楚皇熊均神色阴鸷地看着手中的红色石头,“那几个刁民呢?”

“微臣已经将他们留在府中。”

“知道这红鱼跟石头的有多少人,问出来了吗?”

“问出来了,都在一个集镇上。”

“好,把他们都处理了吧。”

“遵旨!”

郭开拱手,“陛下,那这石头上的预言怎么办?”

“你觉得呢?”熊均眯眼看向郭开,“不管是韩国还是韩先云,又或者是韩江生,他们哪个能覆灭楚国,哪个敢造反?”

顿了顿,他又微笑看着郭开,“你好歹也是一国之相,怎会信这种言语?”

郭开拱手称是,告辞离开。

回到府上,管家急忙来问:“相爷,事情可有眉目,能放那几个人回去了?”

郭开点头:“嗯,派人送他们上路。

对了,还有他们的家人,一并送了吧。

一家人,就该整整齐齐。

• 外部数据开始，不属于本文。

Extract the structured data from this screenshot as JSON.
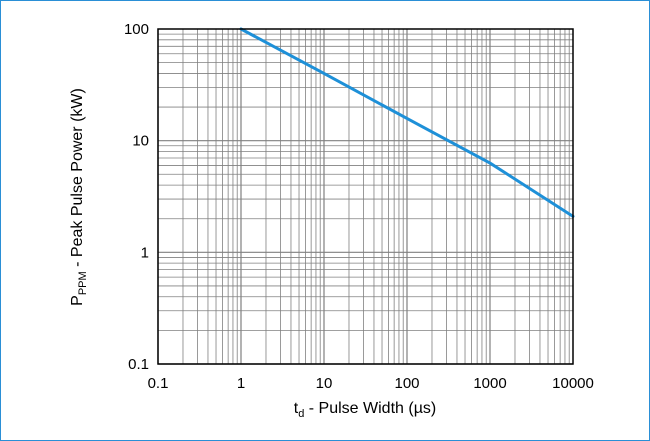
{
  "chart_data": {
    "type": "line",
    "x_scale": "log",
    "y_scale": "log",
    "xlim": [
      0.1,
      10000
    ],
    "ylim": [
      0.1,
      100
    ],
    "grid": true,
    "xlabel": {
      "main": "t",
      "subscript": "d",
      "rest": " - Pulse Width (µs)"
    },
    "ylabel": {
      "main": "P",
      "subscript": "PPM",
      "rest": " - Peak Pulse Power (kW)"
    },
    "x_ticks": [
      {
        "value": 0.1,
        "label": "0.1"
      },
      {
        "value": 1,
        "label": "1"
      },
      {
        "value": 10,
        "label": "10"
      },
      {
        "value": 100,
        "label": "100"
      },
      {
        "value": 1000,
        "label": "1000"
      },
      {
        "value": 10000,
        "label": "10000"
      }
    ],
    "y_ticks": [
      {
        "value": 0.1,
        "label": "0.1"
      },
      {
        "value": 1,
        "label": "1"
      },
      {
        "value": 10,
        "label": "10"
      },
      {
        "value": 100,
        "label": "100"
      }
    ],
    "series": [
      {
        "color": "#1e90d8",
        "points": [
          {
            "x": 1,
            "y": 100
          },
          {
            "x": 10,
            "y": 40
          },
          {
            "x": 100,
            "y": 15.8
          },
          {
            "x": 1000,
            "y": 6.3
          },
          {
            "x": 10000,
            "y": 2.1
          }
        ]
      }
    ],
    "colors": {
      "grid": "#808080",
      "axis": "#000000",
      "frame_border": "#2a8fd6"
    }
  }
}
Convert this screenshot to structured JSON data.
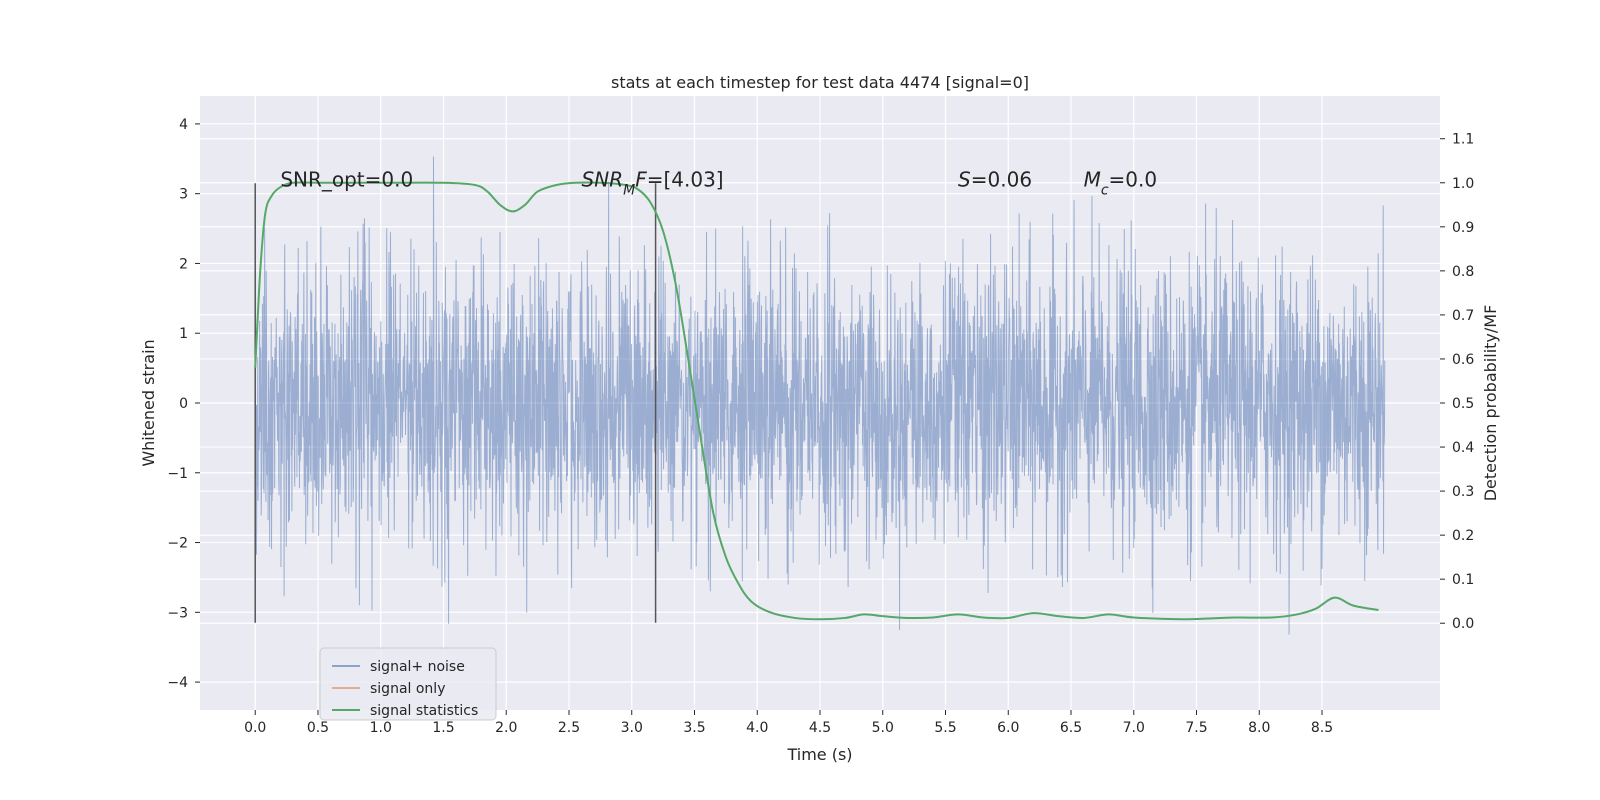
{
  "chart_data": {
    "type": "line",
    "title": "stats at each timestep for test data 4474 [signal=0]",
    "xlabel": "Time (s)",
    "ylabel": "Whitened strain",
    "y2label": "Detection probability/MF",
    "xlim": [
      -0.44,
      9.44
    ],
    "ylim": [
      -4.4,
      4.4
    ],
    "y2lim": [
      -0.197,
      1.197
    ],
    "xticks": [
      0.0,
      0.5,
      1.0,
      1.5,
      2.0,
      2.5,
      3.0,
      3.5,
      4.0,
      4.5,
      5.0,
      5.5,
      6.0,
      6.5,
      7.0,
      7.5,
      8.0,
      8.5
    ],
    "xtick_labels": [
      "0.0",
      "0.5",
      "1.0",
      "1.5",
      "2.0",
      "2.5",
      "3.0",
      "3.5",
      "4.0",
      "4.5",
      "5.0",
      "5.5",
      "6.0",
      "6.5",
      "7.0",
      "7.5",
      "8.0",
      "8.5"
    ],
    "yticks": [
      -4,
      -3,
      -2,
      -1,
      0,
      1,
      2,
      3,
      4
    ],
    "ytick_labels": [
      "−4",
      "−3",
      "−2",
      "−1",
      "0",
      "1",
      "2",
      "3",
      "4"
    ],
    "y2ticks": [
      0.0,
      0.1,
      0.2,
      0.3,
      0.4,
      0.5,
      0.6,
      0.7,
      0.8,
      0.9,
      1.0,
      1.1
    ],
    "y2tick_labels": [
      "0.0",
      "0.1",
      "0.2",
      "0.3",
      "0.4",
      "0.5",
      "0.6",
      "0.7",
      "0.8",
      "0.9",
      "1.0",
      "1.1"
    ],
    "grid": true,
    "legend_position": "lower-left",
    "series": [
      {
        "name": "signal+ noise",
        "color": "#4c72b0",
        "kind": "noise",
        "x_range": [
          0.0,
          9.0
        ],
        "typical_amplitude": 1.0,
        "peak_amplitude": 3.9
      },
      {
        "name": "signal only",
        "color": "#dd8452",
        "kind": "line",
        "x": [],
        "y": []
      },
      {
        "name": "signal statistics",
        "color": "#55a868",
        "axis": "right",
        "x": [
          0.0,
          0.04,
          0.08,
          0.13,
          0.2,
          0.3,
          0.5,
          1.0,
          1.5,
          1.75,
          1.85,
          1.95,
          2.05,
          2.15,
          2.25,
          2.4,
          2.55,
          2.75,
          2.95,
          3.05,
          3.15,
          3.25,
          3.35,
          3.45,
          3.55,
          3.65,
          3.75,
          3.85,
          3.95,
          4.1,
          4.3,
          4.5,
          4.7,
          4.85,
          5.0,
          5.2,
          5.4,
          5.6,
          5.8,
          6.0,
          6.2,
          6.4,
          6.6,
          6.8,
          7.0,
          7.4,
          7.8,
          8.1,
          8.3,
          8.45,
          8.6,
          8.75,
          8.95
        ],
        "y": [
          0.58,
          0.8,
          0.93,
          0.97,
          0.99,
          1.0,
          1.0,
          1.0,
          1.0,
          0.995,
          0.98,
          0.95,
          0.935,
          0.95,
          0.98,
          0.995,
          1.0,
          1.0,
          0.995,
          0.985,
          0.955,
          0.89,
          0.77,
          0.6,
          0.42,
          0.25,
          0.15,
          0.09,
          0.05,
          0.025,
          0.012,
          0.009,
          0.012,
          0.02,
          0.016,
          0.012,
          0.013,
          0.02,
          0.013,
          0.012,
          0.023,
          0.016,
          0.012,
          0.02,
          0.013,
          0.009,
          0.013,
          0.013,
          0.02,
          0.033,
          0.058,
          0.04,
          0.03
        ]
      }
    ],
    "vlines": [
      {
        "x": 0.0,
        "ymin": -3.15,
        "ymax": 3.15,
        "color": "#555555"
      },
      {
        "x": 3.19,
        "ymin": -3.15,
        "ymax": 3.15,
        "color": "#555555"
      }
    ],
    "annotations": [
      {
        "text": "SNR_opt=0.0",
        "x": 0.2,
        "y": 3.1
      },
      {
        "text": "SNR_MF=[4.03]",
        "x": 2.6,
        "y": 3.1
      },
      {
        "text": "S=0.06",
        "x": 5.6,
        "y": 3.1
      },
      {
        "text": "M_c=0.0",
        "x": 6.6,
        "y": 3.1
      }
    ]
  }
}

”

“是!”管家面露喜色,“这么说,陛下也因此事对韩先云将军有了猜忌?”

郭开摇头,“没有。”

“没有?”

“嗯,陛下不仅没有怀疑韩先云,还敲打了我,似在怀疑我暗中指使旁人来做此事。”

“这……”管家皱眉,“这件事就这么算了?”

“不!”郭开摇头道,“陛下之所以怀疑是我诬陷韩先云,是因为证据不够。

并且这红石上的‘韩’字也未必是韩先云。

只要证据够多,且能确定是韩先云,陛下就不会是今日这般说法了。”

管家拱手,“那我们接下来怎么做?”

“派人出去散播谣言,就说韩先云跟大乾许良勾结,在楚、乾和谈中出卖楚国利益,售卖粮食给大乾!”

郭开冷冷道,“还有,出卖我花重金培养的刺客,致其身死……”

“刺客?”管家迷茫了,相府培养的刺客都是他一手置办的,相爷什么时候自己单独培养的?

郭开眼见管家神色,出声解释:“是裴旻。”

管家惊着了,“裴旻,大乾剑圣?”

自家相爷何时有这等手眼通天的手段,竟能让一国剑圣甘愿为其效死?

郭开摆了摆手,“你往外撒一些证据,证明裴旻是受我指使,潜伏大乾的刺客。”

说着,他从袖中又取出一份密报,“这些,是当初韩先云跟大乾许良和谈的细节,以及他出卖大楚,促成和谈的证据。”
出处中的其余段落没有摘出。